Harold Kirton

Personal information
- Full name: Harold Osborne Kirton
- Born: 4 January 1894 Paddington, London, England
- Died: 9 May 1974 (aged 80) Holland-on-Sea, Essex, England
- Batting: Right-handed
- Bowling: Right-arm medium

Domestic team information
- 1925–1929: Warwickshire

Career statistics
| Competition | First-class |
| Matches | 2 |
| Runs scored | 82 |
| Batting average | 27.33 |
| 100s/50s | –/1 |
| Top score | 51 |
| Balls bowled | – |
| Wickets | – |
| Bowling average | – |
| 5 wickets in innings | – |
| 10 wickets in match | – |
| Best bowling | – |
| Catches/stumpings | –/– |
- Source: Cricinfo, 23 June 2013

= Harold Kirton =

English cricketer

Harold Osborne Kirton (4 January 1894 - 9 May 1974) was an English cricketer. Kirton was a right-handed batsman who bowled right-arm medium pace. He was born at Paddington, London.

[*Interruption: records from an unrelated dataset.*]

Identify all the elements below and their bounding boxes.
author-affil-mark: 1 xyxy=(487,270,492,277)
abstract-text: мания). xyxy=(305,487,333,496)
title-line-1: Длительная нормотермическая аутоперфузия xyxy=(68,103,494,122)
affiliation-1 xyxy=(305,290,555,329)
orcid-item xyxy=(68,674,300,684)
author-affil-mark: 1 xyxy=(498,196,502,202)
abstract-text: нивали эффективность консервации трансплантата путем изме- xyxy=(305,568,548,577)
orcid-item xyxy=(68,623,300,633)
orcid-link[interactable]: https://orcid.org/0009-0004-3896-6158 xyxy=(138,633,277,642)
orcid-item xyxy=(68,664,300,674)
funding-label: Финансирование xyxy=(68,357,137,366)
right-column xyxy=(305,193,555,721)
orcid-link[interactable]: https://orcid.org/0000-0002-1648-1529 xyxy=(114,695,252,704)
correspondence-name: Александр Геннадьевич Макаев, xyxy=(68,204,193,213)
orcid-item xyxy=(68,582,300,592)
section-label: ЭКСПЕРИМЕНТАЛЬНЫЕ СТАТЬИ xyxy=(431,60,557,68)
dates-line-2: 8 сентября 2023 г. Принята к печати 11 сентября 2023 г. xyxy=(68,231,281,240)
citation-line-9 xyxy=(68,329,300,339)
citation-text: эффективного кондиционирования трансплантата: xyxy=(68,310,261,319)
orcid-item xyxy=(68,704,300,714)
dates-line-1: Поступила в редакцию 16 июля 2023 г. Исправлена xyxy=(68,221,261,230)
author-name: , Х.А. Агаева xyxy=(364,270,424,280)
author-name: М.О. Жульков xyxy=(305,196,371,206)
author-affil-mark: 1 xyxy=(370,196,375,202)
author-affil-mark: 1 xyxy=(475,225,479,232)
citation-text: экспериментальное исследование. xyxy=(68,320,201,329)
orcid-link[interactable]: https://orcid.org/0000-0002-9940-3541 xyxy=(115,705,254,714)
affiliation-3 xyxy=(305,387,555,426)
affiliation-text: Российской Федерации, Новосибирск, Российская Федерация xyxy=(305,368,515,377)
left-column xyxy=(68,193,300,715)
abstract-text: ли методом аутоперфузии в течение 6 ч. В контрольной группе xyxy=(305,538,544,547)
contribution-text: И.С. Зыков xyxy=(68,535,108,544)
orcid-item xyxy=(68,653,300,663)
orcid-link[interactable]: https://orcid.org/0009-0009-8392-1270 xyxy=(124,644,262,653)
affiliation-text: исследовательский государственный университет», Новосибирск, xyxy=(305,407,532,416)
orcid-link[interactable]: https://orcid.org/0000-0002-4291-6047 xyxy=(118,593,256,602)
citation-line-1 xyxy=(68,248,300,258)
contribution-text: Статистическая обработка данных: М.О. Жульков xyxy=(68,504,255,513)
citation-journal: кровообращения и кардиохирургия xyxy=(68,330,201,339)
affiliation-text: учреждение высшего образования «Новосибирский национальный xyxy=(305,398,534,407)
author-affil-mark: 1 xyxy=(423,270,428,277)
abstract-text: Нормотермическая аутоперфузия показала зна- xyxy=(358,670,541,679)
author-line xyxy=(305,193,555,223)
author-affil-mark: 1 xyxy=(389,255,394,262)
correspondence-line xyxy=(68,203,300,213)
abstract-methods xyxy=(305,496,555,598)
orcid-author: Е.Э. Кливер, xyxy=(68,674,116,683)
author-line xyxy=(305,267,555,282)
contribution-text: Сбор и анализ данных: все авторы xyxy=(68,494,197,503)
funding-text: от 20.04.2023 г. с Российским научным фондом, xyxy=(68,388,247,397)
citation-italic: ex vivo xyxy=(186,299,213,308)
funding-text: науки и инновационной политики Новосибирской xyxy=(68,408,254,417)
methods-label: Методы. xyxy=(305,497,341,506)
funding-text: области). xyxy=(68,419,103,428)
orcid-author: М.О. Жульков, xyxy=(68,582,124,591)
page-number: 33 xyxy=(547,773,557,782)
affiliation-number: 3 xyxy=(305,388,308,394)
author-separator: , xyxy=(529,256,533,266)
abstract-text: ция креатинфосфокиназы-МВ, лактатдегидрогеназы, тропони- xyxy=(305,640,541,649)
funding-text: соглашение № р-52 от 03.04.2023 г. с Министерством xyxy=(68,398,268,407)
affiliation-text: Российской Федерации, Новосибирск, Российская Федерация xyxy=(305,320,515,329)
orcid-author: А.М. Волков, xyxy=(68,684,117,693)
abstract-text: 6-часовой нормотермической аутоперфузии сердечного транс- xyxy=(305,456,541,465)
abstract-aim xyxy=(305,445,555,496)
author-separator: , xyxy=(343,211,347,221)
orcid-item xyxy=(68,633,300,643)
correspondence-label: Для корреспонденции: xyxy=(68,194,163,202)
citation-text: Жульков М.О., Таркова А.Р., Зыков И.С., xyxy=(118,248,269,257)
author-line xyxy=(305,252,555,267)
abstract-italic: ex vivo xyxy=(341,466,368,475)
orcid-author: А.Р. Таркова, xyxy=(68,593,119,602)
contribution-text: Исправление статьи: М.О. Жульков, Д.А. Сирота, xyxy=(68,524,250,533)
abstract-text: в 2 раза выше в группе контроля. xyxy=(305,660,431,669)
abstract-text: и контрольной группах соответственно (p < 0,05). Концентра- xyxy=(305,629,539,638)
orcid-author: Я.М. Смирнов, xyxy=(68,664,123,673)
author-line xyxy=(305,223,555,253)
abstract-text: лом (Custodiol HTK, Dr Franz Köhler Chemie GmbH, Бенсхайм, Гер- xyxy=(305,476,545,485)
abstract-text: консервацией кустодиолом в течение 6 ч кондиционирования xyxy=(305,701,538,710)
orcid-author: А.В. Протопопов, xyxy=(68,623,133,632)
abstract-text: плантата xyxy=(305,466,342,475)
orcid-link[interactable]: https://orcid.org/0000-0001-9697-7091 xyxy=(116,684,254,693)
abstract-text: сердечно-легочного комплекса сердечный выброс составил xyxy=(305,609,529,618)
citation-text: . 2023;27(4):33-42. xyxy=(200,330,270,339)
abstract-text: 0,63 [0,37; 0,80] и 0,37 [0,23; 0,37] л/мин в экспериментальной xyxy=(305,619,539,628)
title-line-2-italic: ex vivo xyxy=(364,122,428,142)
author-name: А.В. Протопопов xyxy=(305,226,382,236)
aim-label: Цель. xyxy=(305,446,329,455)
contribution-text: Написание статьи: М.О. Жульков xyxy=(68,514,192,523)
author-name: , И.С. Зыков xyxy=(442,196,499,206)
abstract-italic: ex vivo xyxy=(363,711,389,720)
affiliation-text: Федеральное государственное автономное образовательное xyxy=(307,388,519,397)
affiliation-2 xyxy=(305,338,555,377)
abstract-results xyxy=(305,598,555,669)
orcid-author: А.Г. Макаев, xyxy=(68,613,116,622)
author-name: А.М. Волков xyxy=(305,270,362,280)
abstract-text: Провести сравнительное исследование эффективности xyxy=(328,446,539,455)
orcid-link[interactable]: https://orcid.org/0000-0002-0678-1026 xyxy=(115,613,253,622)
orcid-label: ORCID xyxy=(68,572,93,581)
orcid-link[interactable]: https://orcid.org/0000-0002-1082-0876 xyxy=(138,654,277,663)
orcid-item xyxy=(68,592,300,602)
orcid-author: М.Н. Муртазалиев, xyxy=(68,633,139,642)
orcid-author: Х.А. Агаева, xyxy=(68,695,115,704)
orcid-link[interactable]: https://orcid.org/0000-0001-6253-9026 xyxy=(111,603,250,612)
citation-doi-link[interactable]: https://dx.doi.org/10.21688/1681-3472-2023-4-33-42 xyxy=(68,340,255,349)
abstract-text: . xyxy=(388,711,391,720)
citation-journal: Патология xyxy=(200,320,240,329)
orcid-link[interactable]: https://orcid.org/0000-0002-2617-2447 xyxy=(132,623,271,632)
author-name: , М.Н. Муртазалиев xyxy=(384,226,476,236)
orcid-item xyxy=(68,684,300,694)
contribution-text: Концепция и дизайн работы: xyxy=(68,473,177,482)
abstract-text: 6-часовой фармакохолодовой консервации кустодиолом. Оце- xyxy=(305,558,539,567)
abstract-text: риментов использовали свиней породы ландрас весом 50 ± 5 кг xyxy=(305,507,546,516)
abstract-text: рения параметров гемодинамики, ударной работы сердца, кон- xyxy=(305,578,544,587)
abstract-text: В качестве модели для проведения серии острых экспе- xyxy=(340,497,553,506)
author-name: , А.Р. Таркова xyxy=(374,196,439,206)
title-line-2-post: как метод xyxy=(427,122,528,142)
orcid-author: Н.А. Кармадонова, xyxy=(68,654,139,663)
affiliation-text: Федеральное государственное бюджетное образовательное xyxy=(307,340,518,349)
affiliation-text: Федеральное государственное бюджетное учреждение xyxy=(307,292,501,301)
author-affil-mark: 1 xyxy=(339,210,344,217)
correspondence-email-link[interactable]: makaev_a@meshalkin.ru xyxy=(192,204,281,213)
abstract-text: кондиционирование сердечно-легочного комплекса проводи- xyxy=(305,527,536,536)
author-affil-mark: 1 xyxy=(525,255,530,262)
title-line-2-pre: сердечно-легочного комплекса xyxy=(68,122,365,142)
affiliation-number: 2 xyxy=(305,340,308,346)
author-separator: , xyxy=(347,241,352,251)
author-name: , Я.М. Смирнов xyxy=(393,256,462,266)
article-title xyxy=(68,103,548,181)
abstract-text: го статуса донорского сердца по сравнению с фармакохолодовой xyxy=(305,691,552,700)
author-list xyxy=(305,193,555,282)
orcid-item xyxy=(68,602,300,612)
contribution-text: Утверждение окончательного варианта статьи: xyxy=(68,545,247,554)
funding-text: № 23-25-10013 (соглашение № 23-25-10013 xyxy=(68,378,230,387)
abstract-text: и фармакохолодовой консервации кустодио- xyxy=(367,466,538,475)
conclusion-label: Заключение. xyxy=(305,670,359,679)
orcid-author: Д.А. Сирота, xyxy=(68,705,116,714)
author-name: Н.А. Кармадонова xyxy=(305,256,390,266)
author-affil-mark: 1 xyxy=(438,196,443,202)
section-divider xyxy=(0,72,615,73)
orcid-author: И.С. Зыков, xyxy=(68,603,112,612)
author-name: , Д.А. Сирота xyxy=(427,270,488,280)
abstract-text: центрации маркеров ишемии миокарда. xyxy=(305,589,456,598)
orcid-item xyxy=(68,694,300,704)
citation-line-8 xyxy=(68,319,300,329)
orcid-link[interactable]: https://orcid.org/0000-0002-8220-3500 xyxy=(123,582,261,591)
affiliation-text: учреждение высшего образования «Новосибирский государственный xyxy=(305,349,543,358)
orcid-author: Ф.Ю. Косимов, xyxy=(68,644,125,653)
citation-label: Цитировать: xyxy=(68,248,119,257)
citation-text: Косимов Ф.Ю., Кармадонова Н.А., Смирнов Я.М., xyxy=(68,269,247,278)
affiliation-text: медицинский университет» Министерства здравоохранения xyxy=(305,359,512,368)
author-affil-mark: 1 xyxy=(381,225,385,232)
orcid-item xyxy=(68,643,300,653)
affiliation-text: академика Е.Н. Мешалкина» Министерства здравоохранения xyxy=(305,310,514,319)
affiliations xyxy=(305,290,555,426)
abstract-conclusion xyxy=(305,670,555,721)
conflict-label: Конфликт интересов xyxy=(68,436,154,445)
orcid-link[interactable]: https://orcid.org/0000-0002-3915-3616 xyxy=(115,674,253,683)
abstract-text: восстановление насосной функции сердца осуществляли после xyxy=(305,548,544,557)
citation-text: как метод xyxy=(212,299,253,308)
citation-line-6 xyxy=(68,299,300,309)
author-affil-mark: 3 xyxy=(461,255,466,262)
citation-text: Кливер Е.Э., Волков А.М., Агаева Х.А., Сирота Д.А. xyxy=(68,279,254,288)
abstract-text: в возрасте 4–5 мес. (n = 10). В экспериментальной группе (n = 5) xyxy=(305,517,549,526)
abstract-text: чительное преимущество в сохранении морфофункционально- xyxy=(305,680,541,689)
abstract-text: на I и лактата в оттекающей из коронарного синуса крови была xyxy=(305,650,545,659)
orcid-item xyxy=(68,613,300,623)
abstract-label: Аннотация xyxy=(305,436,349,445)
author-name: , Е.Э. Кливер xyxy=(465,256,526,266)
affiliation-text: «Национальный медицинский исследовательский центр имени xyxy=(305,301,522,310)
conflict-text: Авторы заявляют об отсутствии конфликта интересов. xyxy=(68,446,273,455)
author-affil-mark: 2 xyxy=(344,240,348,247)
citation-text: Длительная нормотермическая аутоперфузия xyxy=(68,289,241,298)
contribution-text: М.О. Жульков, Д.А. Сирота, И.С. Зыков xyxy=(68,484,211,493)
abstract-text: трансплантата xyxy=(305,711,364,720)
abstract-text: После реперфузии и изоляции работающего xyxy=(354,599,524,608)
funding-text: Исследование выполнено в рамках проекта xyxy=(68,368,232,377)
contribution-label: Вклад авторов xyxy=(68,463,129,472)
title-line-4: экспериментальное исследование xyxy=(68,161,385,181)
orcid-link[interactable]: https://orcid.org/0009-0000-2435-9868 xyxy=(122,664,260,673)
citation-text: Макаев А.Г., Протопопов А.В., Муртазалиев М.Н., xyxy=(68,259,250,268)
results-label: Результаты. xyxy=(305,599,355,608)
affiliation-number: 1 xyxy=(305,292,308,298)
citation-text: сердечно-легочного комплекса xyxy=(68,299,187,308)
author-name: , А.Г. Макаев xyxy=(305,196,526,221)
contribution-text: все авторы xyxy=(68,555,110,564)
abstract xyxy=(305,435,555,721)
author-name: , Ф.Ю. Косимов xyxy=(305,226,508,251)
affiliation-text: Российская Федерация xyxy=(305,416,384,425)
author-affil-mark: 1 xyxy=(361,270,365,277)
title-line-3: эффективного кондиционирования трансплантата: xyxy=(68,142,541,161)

Kirton made two first-class appearances for Warwickshire, four years apart from one another. The first came in the 1925 County Championship against Surrey at Edgbaston, while the second came in the 1929 County Championship against Middlesex at Lord's. Kirton scored a total of 82 runs in his two matches, top scoring with 52 against Middlesex.

He died at Holland-on-Sea, Essex on 9 May 1974.